The Trail Blazers have signed former Mavericks guard Seth Curry to a modest free agent deal. Known as the sweet-shooting brother of two-time NBA MVP Steph Curry, Seth will look to get his career back on track in Portland. Along with newly signed Nik Stauskas, Curry’s addition will provide the Blazers with cost-effective floor spacing on offense.
Let’s take a look at a few important things to consider while evaluating Curry’s fit with the Blazers.
Curry is a career 43.2 percent three-point shooter, but he is far from a volume shooter. In 2016-17—his most active year shooting from distance—the former Duke guard attempted 4.6 three-pointers per game. Curry’s outside shots are spread around the arc, but he is at his best when he is shooting from the corner. According to Cleaning The Glass (subscription required), the 27-year-old guard connected on 48 percent of his corner threes—placing him in the 86 percentile of his position group.
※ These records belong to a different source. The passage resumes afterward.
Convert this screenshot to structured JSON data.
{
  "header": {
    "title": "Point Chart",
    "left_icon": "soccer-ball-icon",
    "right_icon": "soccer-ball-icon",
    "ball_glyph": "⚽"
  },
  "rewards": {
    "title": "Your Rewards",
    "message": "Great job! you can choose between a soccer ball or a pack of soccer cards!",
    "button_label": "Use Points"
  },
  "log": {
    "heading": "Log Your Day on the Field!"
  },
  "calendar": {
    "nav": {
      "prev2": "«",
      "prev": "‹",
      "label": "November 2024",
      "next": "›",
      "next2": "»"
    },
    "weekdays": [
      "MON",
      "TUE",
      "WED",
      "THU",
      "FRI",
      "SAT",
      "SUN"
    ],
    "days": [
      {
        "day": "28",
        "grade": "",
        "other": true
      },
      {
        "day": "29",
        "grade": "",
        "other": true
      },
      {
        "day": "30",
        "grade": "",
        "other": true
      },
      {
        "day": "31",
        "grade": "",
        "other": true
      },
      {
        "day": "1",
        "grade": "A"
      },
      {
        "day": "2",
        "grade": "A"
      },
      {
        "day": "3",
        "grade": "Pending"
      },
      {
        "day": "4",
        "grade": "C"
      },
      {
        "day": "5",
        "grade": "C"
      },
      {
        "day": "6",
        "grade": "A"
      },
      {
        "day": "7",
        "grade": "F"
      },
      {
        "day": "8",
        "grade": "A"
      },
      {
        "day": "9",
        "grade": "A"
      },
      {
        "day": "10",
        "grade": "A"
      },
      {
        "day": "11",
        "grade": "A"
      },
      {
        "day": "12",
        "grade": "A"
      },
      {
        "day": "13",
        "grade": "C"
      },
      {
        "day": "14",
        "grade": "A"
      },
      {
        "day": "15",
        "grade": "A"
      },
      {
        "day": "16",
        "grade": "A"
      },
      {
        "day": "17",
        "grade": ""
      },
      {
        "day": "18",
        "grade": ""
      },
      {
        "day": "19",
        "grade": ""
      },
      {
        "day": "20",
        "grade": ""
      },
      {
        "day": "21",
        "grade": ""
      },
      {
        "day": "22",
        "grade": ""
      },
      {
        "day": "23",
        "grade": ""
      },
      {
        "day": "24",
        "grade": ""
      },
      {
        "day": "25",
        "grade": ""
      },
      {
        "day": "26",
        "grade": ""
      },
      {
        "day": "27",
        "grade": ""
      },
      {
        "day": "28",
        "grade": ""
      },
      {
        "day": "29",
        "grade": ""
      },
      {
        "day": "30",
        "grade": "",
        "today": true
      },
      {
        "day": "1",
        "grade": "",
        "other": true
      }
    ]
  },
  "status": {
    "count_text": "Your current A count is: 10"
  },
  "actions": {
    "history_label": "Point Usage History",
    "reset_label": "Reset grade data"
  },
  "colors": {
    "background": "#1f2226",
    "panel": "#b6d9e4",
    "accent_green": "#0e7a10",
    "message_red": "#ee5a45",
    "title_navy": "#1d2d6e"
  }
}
The 2015-16 season gave a much smaller sample size (only 44 games played with Sacramento), but Curry’s shooting percentages are on par with his output in Dallas. He attempted 2.5 three-pointers per game with the Kings, and shot a superb 45 percent rate.
There is a reason Curry was available at such a reasonable price, and it has to do with his suspect durability. He was limited to just 70 games (42 starts) in 2016-17 after a late-season fall injured his left shoulder. A left tibia fracture suffered in October of last year cost him his entire 2017-18 season. After months of rehabbing to start the year, Curry elected to have season-ending surgery in early-February.
According to ESPN’s Adrian Wojnarowski, Curry successfully returned to the practice court earlier this summer.
Free agent guard Seth Curry, who missed season with a left tibia fracture, has been medically cleared and engaged in full basketball-related activities for a month, his agent Alex Saratsis told ESPN. Curry had his best season w/ Mavs in 2016-17, averaging 12.8 points in 29 mpg.— Adrian Wojnarowski (@wojespn) June 27, 2018
Contract And Future
The Blazers have added four guards since the end of the season, and Curry is the most accomplished of the quartet. Rookies Anfernee Simons and Gary Trent Jr project to be floor-spacers in the NBA, but Curry’s experience should allow him to see minutes early on in his tenure with Portland. President of Basketball Operations Neil Olshey has often looked to discarded players to infuse the Blazers’ roster with talent.
Former reclamation project Shabazz Napier appears to be firmly out the door after Portland withheld a qualifying offer for the veteran guard prior to the start of free agency. Stauskas and Curry now represent Olshey’s next projects.
There is financial upside for both Portland and Curry here. If Curry returns to his pre-injury form, the Blazers will add a quality three-point shooter at a bargain price. In that scenario Curry could opt-out and control his own destiny on a friendlier free agent market in 2019. If the 27-year-old guard endures a rocky return to action, he can opt-in for a second year.
Curry was on the verge of joining Dennis Smith Jr in the Mavericks’ starting backcourt last year. If Portland’s backcourt tinkering is going to be considered a success, Curry will have to regain that form.